AHCA data shows that the proposed regulatory action, introduced May 1 to correct a “forecasting error,” would slash $133 million nationally in Medicare Part A funding for rural seniors during the next fiscal year. This comes at a time when rising energy, food and labor costs combine to hit rural providers particularly hard, threatening care for rural seniors and endangering the jobs and employment bases of rural communities.
Besides Minnesota, other rural states that would take the biggest hits – based upon loss of per-patient-day cuts – include Ohio, Pennsylvania, Mississippi, North Carolina, Indiana, Illinois and Texas.
With a decision on these proposed Medicare cuts to be determined within the next several weeks, long term care advocates in Minnesota are urging their federal lawmakers to ensure that these cuts that would hurt seniors and the facilities which care for them are not an option.

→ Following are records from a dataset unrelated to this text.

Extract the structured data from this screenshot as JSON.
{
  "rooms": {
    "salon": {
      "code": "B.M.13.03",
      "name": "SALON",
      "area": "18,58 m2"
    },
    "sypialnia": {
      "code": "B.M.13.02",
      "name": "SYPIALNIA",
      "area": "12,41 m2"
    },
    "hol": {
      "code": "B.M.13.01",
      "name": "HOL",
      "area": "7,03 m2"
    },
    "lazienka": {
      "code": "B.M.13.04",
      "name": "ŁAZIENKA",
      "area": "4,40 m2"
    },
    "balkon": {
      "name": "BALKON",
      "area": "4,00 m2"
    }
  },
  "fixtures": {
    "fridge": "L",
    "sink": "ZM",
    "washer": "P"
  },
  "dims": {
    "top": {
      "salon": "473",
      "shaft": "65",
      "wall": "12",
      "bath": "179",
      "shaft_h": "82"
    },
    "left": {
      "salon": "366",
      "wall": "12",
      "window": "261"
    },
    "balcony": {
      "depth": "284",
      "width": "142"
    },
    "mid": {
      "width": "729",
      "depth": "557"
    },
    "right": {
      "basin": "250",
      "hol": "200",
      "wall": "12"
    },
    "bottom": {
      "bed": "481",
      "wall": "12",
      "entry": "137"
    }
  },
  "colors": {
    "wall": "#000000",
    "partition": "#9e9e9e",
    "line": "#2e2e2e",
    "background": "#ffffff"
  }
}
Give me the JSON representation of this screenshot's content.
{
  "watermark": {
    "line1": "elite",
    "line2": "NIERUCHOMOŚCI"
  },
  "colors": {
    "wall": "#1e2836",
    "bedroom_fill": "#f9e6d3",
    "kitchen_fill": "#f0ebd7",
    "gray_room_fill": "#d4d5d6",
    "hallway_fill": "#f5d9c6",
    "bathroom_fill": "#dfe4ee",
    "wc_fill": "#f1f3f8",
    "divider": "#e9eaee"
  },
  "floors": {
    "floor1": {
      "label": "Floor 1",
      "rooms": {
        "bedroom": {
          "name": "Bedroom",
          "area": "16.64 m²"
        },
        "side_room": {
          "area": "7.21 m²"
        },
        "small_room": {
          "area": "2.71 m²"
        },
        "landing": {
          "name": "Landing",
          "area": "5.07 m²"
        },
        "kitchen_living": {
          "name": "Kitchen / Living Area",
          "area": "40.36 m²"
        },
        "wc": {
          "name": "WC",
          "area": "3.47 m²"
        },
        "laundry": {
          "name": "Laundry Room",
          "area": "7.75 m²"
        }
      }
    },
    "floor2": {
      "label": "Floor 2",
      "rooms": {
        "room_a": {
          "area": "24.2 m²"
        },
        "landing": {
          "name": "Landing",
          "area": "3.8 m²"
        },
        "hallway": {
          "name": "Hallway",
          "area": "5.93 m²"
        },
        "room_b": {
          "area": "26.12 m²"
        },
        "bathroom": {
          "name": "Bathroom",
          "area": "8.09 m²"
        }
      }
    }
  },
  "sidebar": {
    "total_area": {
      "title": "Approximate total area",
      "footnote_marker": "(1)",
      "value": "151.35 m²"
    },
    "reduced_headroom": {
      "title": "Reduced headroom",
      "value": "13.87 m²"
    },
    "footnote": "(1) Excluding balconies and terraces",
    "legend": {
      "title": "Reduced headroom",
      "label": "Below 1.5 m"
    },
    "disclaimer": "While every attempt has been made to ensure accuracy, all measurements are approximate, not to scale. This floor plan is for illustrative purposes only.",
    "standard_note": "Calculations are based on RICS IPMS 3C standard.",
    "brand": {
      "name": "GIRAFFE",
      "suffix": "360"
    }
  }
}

“We plan on ensuring federal lawmakers are acutely aware how spiraling costs, in conjunction with these proposed Medicare cuts, will undermine nursing homes on an operational basis, and jeopardize seniors’ care needs on a clinical level,” said Alan Rosenbloom of the Alliance for Quality Nursing Home Care. “On virtually every front, America’s skilled nursing facilities are facing budget cuts and cost increases, and it is time to sound the alarm.”